Sanssouci, roughly translated to "no worries", is beautiful. Gold rococo walls and paintings everywhere and a marble domed sitting room--intense. The garden was the best part, in my opinion. It was so extravagant! Our guide said there are 75 gardeners and they probably need more to trim all the trees and save the fig trees during the winter. Around a large fountain down a fig tree-covered hill were 10 statues of Greek gods and goddesses--decadent. And beautiful. Maybe its partially because I focus so much on English history in college--I love me some Henrys--but I forget that Germany, or Prussia to be exact, has this kind of history too. I make the claim that it is also overshadowed by the modern history of Germany, at least for me. A large part of the reason I chose to come to Berlin was that modern history--WWII, the Cold War, the Berlin Wall, David Hasselhoff--but it was pleasantly refreshing to wander around beautiful palaces and think that there is more to this country then Hitler and Stalin and what they did to it.
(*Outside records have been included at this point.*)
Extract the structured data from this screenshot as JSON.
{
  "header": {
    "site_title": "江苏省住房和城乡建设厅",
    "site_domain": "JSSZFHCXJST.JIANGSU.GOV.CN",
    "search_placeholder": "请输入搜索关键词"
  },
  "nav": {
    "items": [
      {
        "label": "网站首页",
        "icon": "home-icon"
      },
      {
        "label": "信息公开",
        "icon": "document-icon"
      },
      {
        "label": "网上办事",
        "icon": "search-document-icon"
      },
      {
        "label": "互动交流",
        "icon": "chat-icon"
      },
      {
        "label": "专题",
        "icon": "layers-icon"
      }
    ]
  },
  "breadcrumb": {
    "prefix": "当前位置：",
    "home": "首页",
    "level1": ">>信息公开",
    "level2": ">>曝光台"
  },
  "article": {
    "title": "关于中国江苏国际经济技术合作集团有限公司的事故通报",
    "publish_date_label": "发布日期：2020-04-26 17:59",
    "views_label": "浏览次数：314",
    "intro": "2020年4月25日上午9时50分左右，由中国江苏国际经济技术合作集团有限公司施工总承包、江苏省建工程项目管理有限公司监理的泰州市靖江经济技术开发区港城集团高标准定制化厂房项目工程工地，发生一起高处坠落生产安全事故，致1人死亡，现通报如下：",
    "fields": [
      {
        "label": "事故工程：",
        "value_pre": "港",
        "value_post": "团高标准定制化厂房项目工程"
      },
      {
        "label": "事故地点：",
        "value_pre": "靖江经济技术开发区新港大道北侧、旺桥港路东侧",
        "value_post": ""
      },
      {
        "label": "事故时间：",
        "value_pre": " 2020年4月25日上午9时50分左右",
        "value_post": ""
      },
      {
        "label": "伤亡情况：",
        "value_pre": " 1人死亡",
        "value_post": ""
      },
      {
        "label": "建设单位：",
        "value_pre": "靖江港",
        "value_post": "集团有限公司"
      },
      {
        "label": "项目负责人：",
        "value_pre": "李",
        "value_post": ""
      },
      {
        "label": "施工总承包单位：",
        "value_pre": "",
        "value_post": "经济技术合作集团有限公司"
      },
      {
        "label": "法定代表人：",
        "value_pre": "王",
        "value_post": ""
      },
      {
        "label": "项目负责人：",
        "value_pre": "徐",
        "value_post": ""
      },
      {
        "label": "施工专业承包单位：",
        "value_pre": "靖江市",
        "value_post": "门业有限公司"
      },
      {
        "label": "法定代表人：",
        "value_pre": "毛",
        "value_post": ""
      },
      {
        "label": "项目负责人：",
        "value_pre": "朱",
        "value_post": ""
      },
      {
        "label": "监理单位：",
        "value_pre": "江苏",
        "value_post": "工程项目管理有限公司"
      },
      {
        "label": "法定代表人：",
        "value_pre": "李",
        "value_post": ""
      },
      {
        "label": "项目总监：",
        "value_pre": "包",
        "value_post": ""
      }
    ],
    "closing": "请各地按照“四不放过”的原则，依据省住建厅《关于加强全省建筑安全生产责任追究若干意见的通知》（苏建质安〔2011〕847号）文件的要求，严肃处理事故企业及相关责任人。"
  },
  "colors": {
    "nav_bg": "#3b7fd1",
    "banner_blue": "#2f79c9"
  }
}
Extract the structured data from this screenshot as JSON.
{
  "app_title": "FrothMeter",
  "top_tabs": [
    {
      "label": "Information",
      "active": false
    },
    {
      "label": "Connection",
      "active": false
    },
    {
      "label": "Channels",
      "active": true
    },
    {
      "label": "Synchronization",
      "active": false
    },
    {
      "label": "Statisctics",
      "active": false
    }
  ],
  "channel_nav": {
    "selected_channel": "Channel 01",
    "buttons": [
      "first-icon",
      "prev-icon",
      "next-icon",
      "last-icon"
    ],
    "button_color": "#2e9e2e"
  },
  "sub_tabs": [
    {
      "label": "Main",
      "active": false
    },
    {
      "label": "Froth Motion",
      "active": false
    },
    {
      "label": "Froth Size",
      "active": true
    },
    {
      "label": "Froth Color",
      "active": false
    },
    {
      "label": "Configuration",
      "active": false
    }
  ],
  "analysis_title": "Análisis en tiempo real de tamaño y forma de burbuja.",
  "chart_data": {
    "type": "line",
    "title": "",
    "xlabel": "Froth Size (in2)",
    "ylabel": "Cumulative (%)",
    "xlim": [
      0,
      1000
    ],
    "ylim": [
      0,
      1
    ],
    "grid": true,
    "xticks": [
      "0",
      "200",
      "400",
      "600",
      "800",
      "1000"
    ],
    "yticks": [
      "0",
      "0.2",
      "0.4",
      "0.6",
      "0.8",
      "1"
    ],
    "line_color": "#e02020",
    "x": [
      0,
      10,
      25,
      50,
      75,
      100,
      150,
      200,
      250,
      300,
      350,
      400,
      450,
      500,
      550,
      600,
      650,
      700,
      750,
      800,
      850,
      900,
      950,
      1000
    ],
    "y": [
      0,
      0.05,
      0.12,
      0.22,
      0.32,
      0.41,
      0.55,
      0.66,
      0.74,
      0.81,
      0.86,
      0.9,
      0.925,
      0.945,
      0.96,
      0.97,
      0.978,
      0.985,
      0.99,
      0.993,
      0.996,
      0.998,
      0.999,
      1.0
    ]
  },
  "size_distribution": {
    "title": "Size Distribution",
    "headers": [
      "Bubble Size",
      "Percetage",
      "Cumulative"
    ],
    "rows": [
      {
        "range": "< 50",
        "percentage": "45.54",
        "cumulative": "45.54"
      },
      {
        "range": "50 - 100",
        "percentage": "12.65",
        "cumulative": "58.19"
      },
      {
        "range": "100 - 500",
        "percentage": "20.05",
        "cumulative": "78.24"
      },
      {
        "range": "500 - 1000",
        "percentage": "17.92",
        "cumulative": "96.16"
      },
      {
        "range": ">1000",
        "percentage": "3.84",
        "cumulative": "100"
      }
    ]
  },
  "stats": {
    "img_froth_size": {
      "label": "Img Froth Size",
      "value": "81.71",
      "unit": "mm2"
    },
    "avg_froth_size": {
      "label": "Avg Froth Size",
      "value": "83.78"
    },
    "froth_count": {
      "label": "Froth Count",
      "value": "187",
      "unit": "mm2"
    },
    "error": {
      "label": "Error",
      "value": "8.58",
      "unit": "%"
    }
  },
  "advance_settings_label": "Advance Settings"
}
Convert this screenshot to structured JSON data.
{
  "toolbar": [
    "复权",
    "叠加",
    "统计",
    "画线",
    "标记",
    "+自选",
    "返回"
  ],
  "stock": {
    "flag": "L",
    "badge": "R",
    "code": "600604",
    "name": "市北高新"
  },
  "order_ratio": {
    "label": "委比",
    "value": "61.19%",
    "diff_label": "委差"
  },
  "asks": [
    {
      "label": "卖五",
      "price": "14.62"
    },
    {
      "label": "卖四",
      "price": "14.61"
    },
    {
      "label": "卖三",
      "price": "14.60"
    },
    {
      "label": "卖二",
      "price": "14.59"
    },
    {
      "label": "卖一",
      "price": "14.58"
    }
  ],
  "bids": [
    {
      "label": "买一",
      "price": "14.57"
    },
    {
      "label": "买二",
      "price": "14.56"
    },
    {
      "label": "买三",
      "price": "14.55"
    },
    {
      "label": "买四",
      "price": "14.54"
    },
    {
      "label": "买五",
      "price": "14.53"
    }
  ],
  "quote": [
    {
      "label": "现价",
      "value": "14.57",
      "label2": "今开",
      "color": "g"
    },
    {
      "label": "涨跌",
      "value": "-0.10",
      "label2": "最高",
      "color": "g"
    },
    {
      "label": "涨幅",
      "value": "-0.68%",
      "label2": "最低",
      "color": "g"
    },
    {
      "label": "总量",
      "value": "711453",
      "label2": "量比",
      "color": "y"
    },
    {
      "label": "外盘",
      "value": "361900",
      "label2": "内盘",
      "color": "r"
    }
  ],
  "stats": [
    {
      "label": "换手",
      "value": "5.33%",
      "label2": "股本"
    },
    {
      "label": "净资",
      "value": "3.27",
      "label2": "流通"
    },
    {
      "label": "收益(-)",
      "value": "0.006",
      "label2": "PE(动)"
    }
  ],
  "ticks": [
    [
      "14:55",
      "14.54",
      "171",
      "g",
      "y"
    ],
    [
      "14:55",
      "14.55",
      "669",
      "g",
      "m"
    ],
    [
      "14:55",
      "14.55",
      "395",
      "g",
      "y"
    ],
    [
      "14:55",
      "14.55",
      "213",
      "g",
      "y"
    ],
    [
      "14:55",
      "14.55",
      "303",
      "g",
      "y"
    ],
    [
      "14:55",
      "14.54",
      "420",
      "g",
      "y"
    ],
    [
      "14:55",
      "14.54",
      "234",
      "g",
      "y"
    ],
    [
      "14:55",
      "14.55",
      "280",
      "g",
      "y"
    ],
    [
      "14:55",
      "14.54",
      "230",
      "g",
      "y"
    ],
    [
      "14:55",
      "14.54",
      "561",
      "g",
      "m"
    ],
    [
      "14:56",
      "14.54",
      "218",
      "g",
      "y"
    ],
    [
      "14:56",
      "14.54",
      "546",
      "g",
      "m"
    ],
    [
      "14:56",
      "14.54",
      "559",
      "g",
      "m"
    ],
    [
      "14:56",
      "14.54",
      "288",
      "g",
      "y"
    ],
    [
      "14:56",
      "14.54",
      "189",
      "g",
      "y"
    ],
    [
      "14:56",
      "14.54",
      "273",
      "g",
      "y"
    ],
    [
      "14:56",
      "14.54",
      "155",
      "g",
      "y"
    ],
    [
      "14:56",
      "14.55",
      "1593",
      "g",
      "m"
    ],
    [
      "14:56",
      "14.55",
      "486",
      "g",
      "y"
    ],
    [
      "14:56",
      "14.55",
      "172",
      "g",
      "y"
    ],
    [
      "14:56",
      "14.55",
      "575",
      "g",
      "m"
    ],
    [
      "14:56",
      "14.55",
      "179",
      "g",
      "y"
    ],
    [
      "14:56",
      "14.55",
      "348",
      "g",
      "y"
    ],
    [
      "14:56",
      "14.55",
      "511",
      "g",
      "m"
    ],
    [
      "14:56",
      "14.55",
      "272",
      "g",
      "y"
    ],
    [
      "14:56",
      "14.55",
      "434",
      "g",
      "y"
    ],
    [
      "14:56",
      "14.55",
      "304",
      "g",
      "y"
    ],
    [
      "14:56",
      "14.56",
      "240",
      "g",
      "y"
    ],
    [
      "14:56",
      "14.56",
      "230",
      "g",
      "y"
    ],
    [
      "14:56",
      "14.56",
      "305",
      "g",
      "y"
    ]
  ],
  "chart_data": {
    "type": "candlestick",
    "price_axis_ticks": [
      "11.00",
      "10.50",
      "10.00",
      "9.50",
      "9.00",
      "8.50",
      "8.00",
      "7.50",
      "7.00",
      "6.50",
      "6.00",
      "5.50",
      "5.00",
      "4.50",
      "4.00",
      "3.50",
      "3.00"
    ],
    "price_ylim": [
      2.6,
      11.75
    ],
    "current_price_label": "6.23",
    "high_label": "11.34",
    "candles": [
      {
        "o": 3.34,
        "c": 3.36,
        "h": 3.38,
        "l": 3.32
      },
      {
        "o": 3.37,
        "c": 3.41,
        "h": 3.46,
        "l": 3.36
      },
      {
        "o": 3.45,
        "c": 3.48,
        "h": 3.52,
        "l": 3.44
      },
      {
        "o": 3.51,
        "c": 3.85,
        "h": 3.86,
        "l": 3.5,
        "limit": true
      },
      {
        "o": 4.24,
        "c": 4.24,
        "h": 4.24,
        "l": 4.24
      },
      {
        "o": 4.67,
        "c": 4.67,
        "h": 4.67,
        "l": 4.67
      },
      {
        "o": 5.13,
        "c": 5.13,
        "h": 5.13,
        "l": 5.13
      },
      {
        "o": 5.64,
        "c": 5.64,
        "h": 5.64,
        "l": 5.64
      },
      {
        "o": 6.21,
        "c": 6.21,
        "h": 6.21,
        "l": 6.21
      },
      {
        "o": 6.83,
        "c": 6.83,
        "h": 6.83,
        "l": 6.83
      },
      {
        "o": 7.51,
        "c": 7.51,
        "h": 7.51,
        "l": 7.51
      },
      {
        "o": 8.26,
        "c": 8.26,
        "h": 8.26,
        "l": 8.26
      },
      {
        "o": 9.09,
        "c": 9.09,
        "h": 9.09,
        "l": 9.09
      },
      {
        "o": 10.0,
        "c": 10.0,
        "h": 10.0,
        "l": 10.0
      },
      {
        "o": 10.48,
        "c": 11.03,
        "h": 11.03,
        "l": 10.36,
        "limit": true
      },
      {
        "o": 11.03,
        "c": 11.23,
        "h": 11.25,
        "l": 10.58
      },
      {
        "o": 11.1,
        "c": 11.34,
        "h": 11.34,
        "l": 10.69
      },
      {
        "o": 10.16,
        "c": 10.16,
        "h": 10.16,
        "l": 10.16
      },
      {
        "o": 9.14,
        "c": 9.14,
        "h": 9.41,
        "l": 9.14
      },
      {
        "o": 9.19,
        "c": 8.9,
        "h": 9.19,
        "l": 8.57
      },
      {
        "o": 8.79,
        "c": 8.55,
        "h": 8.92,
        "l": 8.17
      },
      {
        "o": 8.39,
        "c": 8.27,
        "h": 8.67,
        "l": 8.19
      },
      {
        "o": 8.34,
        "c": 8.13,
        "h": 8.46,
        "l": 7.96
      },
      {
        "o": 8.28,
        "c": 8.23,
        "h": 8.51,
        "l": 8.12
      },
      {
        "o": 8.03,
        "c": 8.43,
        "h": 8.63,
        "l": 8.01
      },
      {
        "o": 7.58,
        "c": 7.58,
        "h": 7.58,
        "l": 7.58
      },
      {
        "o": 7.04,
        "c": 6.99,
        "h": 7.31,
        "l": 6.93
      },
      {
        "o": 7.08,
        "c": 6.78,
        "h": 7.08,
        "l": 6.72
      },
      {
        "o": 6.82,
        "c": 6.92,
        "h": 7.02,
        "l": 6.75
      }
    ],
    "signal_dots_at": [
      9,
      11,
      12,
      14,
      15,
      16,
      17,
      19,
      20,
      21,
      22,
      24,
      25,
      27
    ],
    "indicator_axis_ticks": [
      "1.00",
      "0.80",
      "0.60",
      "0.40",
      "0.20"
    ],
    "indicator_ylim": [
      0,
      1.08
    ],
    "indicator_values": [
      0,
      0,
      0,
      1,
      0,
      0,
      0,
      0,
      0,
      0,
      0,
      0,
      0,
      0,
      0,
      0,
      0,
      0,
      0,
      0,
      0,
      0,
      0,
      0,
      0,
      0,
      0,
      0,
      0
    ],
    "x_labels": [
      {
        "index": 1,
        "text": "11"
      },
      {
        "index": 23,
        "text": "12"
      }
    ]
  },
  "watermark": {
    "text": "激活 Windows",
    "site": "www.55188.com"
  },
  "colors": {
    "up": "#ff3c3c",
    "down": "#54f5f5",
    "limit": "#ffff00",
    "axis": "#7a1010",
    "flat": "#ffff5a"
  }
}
I, however, could not escape wanting to see WWII memorials. This afternoon Elly and I went to see the Memorial to the Murdered Jews of Europe, which is near Brandenburg Gate. The memorial is not as spelled out as the Soviet War Memorial with the weeping mother and the soldier smashing the swastika. But I don't think that's what this memorial was going for, and I don't think it is any less effective. The large square is filled with 2,711 concrete slabs of varying sizes and it is part of the landscape of the city. I think that is what I found most striking--it isn't in the middle of a field with one entrance and exit. Instead, you can enter it from any point and wander as you choose. People were sitting on the blocks, laying in the sun, eating. Children, and a few 30 year old men, were playing hide-and-seek. I am not saying I know what this memorial means, but I think part of it is that it is part of the city, just like the Holocaust is a part of Germany and its history now. It was not meant to draw attention to this horrible aspect of German history, but to commemorate and keep moving forward.

Both because I am still in cheesy tourist mode and because we weren't that far, Elly and I then went to Checkpoint Charlie. I love that it is still an intersection. If I ever drive in this city, I will go out of my way to drive through Checkpoint Charlie, just because for so long people could not. It was exactly what I expected--crowded, expensive, and there was a McDonald's on the corner. I love how in this city one can start at a memorial as somber as the Holocaust Memorial, pass through the Topographie des Terrors, and end at something like this, where you have to pay 2 euro for a pic with some fake soldiers. In one afternoon, you can run the gambit of Berliner history. Whoa.